AFP - Les homosexuels fréquentant des établissements gay parisiens présentent nettement plus de risques de contracter le VIH que l'ensemble des homosexuels en France, selon une étude publiée vendredi.


VIH: risque accru chez les homosexuels fréquentant les établissements gay à Paris
Selon l'étude Prévagay, menée en 2009 par l'Institut de veille sanitaire (InVS) auprès de 886 hommes "ayant des rapports sexuels avec des hommes" (HSH) rencontrés dans 14 établissements gay parisiens (bars, clubs, saunas), les nouveaux cas d'infection par le VIH s'élevaient à 3,8 pour 100 personnes par an, contre environ 1% pour l'ensemble des homosexuels et 0,017% (17 pour 100.000) par an pour l'ensemble de la population française.

Les HSH sont à l'origine de près de la moitié des nouvelles infections par le VIH répertoriées en France, avec une incidence élevée qui n'a guère évolué depuis 2003, à l'instar de ce qui se passe dans les autres pays occidentaux.

Plus inquiétant, une part importante des hommes testés dans l'étude ne connaissait pas son statut vis-vis de l'infection, en dépit d'un recours fréquent aux tests de dépistage.

Sur les 157 testés séropositifs (18%), 31 (soit 20%) ignoraient leur infection au moment de l'enquête, alors même que 19 d'entre eux avaient fait un test de dépistage au cours de l'année écoulée.

"Le recours au test de dépistage ne suffit pas, vu le niveau de risque" relève Stéphane Le Vu, épidémiologiste à InVS, l'un des auteurs de l'étude, qui préconise avant tout d'"améliorer les stratégies de prévention, car il est très difficile de se fier au statut déclaré par le partenaire".

Les nouveaux cas d'infection sont, sans grande surprise, plus importants chez les HSH âgés de moins de 35 ans, soit 4,1% par an contre 2,5% par an pour les plus de 35 ans, une catégorie dans laquelle on trouve davantage de personnes déjà séropositives, ajoute-t-il.

L'enquête, la première du genre, menée en partenariat avec l'Agence nationale de recherches sur le sida et les hépatites virales (ANRS) et le Syndicat national des entreprises gaies (Sneg) a été effectuée entre avril et juin 2009 auprès de 14 établissements gay parisiens.
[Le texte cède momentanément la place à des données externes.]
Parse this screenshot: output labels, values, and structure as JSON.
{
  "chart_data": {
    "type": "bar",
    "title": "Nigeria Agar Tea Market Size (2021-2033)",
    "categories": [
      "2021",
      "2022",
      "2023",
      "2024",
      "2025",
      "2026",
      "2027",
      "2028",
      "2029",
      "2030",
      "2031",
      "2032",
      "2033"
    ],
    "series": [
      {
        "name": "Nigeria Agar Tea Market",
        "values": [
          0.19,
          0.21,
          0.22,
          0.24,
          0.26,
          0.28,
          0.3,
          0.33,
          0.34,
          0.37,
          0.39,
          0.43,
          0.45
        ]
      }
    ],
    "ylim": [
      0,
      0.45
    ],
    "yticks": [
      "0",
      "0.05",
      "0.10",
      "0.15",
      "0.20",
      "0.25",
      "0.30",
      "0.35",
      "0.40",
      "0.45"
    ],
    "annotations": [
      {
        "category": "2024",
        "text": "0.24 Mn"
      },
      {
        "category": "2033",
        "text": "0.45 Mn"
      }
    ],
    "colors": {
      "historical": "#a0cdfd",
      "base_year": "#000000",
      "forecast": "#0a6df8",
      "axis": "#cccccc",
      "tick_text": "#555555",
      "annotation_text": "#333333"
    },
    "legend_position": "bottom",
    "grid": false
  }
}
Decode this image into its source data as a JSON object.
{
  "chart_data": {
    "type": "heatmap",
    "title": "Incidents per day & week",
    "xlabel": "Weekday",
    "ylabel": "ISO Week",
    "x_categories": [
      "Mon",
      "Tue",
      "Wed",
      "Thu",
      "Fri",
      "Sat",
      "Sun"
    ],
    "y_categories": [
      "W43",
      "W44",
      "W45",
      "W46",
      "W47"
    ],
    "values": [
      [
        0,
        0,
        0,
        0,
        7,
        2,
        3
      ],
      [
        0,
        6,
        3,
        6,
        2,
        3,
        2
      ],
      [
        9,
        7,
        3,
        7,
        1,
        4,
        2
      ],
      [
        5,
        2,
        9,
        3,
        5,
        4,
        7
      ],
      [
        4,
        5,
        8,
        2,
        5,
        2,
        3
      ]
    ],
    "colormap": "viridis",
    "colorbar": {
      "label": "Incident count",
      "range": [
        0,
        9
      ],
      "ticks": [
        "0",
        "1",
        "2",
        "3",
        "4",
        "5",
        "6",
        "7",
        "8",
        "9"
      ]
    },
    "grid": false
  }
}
Sur les 886 hommes ayant accepté un prélèvement biologique (goutte de sang auto prélevée au bout du doigt), 51% avaient eu plus de dix partenaires au cours de l'année écoulée et 35% au moins un rapport anal non protégé avec un partenaire occasionnel.

Elle est publiée dans PLoS ONE, une des revues, libres d'accès en ligne, de la Public Library of Science américaine.